Indonesia's central bank cut its benchmark BI rate by 25 basis points to 7.25 percent, saying this was in line with its previous statement that there was room to ease and "further easing will take place after rigorous assessment of the domestic and global economy, while maintaining macroeconomic and financial system stability."
Bank Indonesia (BI), which cut its rate by 25 basis points in 2015, also said that uncertainty in global financial markets had diminished after the recent rate hike by the U.S. Federal Reserve but it was keeping a close eye on the risk related to a slowdown in China's economy and the continued decline in global commodity prices.

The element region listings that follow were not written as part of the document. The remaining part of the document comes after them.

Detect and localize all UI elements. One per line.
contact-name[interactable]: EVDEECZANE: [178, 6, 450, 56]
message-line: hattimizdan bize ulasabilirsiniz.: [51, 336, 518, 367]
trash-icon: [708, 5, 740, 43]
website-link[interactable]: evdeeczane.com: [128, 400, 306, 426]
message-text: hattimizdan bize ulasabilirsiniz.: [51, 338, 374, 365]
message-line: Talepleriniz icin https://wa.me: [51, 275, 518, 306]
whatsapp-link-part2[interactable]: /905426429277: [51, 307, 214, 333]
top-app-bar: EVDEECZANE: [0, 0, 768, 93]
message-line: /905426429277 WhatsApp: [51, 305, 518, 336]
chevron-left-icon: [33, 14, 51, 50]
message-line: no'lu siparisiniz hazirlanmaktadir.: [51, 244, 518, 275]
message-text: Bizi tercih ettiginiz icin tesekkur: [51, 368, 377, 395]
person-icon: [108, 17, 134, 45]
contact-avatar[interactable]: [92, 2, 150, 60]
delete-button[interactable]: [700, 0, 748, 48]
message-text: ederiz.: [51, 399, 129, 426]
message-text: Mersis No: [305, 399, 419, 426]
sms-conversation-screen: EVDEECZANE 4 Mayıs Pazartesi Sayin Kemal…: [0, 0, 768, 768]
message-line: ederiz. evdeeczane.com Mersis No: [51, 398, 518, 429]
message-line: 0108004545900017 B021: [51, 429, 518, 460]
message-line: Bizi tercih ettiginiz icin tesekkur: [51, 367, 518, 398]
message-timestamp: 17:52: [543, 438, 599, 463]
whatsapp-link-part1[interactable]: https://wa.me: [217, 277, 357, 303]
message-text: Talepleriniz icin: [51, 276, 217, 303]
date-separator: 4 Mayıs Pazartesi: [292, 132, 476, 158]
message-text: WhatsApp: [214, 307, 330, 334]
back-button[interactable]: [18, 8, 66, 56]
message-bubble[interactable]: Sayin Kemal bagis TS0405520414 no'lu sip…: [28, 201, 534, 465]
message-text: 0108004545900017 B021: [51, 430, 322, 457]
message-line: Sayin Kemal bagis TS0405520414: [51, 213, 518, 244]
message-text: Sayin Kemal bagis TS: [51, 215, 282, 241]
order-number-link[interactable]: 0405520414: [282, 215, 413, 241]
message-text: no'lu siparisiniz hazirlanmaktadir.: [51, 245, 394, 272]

Indonesia's inflation rate dropped to 3.35 percent in December from 4.89 percent in November, but within the government's 2015 target of 4.0 percent, plus/minus 1 percentage point.
BI forecast that it will maintain inflation at the same target in 2016-2017 and then at the target of 3.5 percent, plus/minus 1 percentage point, in 2018.

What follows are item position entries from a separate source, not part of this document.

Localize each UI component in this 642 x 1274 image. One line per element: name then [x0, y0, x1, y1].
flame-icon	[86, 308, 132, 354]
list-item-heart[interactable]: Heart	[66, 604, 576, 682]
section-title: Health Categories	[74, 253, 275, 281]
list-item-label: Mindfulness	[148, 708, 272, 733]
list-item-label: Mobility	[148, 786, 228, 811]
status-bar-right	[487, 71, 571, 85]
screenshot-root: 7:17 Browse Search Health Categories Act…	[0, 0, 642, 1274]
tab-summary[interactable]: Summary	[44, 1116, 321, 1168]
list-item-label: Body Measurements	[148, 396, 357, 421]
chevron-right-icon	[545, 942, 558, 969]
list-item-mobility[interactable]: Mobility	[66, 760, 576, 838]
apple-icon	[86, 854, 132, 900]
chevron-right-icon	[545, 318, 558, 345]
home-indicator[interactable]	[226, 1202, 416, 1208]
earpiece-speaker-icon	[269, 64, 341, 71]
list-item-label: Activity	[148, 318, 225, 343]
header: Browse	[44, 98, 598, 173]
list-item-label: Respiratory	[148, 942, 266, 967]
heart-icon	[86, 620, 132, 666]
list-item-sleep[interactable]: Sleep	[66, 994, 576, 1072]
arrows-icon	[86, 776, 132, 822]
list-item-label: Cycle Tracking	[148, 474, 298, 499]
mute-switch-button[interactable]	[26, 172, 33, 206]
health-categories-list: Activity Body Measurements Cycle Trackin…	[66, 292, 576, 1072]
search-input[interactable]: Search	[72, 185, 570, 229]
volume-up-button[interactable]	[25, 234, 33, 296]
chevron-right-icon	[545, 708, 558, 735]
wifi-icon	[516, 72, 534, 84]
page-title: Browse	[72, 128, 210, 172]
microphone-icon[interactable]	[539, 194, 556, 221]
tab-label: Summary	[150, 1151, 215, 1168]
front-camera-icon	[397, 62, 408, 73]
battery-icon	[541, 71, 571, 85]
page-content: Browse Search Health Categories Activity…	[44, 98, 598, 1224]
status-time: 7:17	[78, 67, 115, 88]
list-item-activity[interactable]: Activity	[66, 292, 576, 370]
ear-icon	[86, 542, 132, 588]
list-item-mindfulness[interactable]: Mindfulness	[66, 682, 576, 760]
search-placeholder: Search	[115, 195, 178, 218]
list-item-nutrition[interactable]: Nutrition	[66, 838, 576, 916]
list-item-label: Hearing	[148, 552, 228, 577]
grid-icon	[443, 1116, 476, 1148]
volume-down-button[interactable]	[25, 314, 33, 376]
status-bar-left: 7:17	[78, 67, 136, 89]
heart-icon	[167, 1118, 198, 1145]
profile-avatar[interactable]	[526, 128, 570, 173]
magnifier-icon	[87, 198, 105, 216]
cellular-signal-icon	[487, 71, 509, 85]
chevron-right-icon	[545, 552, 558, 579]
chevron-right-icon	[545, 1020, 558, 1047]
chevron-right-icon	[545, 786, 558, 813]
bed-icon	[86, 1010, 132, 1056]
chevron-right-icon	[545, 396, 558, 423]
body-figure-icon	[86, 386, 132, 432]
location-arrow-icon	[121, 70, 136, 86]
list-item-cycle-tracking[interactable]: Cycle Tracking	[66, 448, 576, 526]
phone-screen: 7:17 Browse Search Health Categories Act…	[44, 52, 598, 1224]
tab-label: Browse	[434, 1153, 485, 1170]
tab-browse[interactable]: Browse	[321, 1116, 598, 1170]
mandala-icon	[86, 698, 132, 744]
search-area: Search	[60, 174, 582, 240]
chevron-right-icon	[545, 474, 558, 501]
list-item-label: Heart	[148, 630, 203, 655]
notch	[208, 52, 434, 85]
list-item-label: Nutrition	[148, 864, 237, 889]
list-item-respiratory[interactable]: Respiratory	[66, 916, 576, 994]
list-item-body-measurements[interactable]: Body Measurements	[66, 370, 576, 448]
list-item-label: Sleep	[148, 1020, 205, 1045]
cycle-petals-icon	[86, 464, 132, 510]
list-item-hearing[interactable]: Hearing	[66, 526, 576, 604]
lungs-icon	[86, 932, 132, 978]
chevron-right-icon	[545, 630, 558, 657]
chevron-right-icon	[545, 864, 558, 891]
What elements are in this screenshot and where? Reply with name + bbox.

The central bank added that the country's economic growth in the fourth quarter of the year had not shown "significant improvement" in spite of fiscal stimulus and a relaxation of macro prudential policy, with export growth restrained due to weak global demand and a continued fall in commodity prices.
In addition to the cut in the BI rate, the central bank also cut the overnight deposit and lending facility rates by 25 basis points to 5.25 percent and 7.75 percent, respectively.